Week sixteen of 2023 is almost in the books, and it has been a great week here in Uvalde, Texas. I trust that yours has been tremendous and that YOUR WEEKEND AHEAD WILL BE AWESOME! I’d like to share a prayer from Peanut’s Carlie Brown – Be yourself. “No one can say you’re doing it wrong.”
Four Lessons That I Learned This Week.
1. Never live with your assumptions. It’s like believing everything you think. It’s rarely true, accurate, or timely.
2. If you want peace in your life, give yourself away. Every study on the planet proves that when you serve others, in any way, but with the right motive, you are the one that is blessed.
3. Bible reading is for far more than greater knowledge. The proof of this is how I flounder when not having time, or taking time to read scripture, daily.
4. When counseling people or trying to help, you might not be appreciated or liked. But speaking truth in love is how to place your head on the pillow with the certainty that you did what God asked of you…and that is more than enough.
This Week’s 4forFRIDAY
10 Things You Shouldn’t Miss at Buc-ees’s from Atlanta Magazine
Taco Bell’s innovation team could probably solve all the world’s woes if we asked them to:
Make a list of Earth’s most pressing challenges and the precise consistency of the cheese on a fast-food burrito probably doesn’t rank too high.

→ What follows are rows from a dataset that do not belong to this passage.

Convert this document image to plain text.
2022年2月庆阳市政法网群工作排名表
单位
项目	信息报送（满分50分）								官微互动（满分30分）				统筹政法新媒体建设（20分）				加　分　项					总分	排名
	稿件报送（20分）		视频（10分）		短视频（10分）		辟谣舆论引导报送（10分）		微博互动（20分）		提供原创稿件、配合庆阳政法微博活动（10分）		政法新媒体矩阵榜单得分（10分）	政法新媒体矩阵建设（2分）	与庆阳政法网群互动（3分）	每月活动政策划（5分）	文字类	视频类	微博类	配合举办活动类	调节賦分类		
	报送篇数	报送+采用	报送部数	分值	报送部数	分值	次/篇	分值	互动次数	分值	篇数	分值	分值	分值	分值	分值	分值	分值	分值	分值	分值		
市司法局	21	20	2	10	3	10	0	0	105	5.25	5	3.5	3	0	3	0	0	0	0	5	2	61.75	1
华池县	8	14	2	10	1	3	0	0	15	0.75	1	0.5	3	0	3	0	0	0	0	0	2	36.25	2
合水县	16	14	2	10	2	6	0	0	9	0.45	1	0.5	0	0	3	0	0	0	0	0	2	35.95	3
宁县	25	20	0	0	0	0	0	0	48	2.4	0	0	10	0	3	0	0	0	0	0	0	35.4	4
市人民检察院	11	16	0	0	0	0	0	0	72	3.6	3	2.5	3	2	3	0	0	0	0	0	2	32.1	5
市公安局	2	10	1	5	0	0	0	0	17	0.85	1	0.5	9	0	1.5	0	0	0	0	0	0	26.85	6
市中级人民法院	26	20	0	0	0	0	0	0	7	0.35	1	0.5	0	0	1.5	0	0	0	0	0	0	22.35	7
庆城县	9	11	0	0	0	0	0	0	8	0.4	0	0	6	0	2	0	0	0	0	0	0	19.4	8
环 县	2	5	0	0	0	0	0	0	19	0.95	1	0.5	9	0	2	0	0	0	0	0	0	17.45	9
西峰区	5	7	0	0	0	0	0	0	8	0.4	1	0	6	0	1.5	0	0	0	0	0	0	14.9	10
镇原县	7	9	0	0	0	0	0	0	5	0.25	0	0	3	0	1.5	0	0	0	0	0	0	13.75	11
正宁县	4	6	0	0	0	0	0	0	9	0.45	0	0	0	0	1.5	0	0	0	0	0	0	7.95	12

But if this detailed New Yorker profile on Taco Bell’s Innovation Kitchen teaches us anything, it’s to never underestimate the 12 chef scientists and 60 food-innovation developers behind the chain’s menu magic.
They take their work seriously — you have to if your output is a primary growth engine for a ~8.2k-location, $14.65B-in-annual-sales restaurant serving 42m people every week — and they regularly solve complex problems.
Why we’d elect them as our (Crunchwrap) Supreme Leaders
Whether you love or hate the food, the stream of additions to Taco Bell’s menu makes it one of food’s most compelling spaces. At its root is a legendary creative culture they’ve nurtured — one well worth learning from.
Some key components:
• Iteration: Taco Bell annually releases ~10 new products; to do so, their innovation team generates thousands of ideas and tests ~70 of them.
• Patience: The idea for the Crunchwrap Supreme was tweaked in the lab for 13 years until it made the cut.
• Practical constraints: A creative process without limitations is often too blue-sky; the scale of Taco Bell’s business requires careful consideration of the cost, quantity, and preparation of each component, as well as speed — can it be prepared in ~1 minute?
• Attention to detail: Scientific precision is lent to ingredients’ material properties — from bounce to juiciness, springback to spreadability. And every ratio is carefully considered, like how the balance of fats and acids impacts mouthfeel and brain chemistry.
• Breaking convention: The team pushes past technical limits — famously trying a paint-spray gun to try applying the correct amount of Doritos powder to their taco shells.
• Consumer focus: Every successful creative product is evocative for its audience, even an oddball limited-edition Grilled Stuft Nacho. Per The New Yorker, “nostalgia” and “emotion” are frequently raised in their Innovation Kitchen.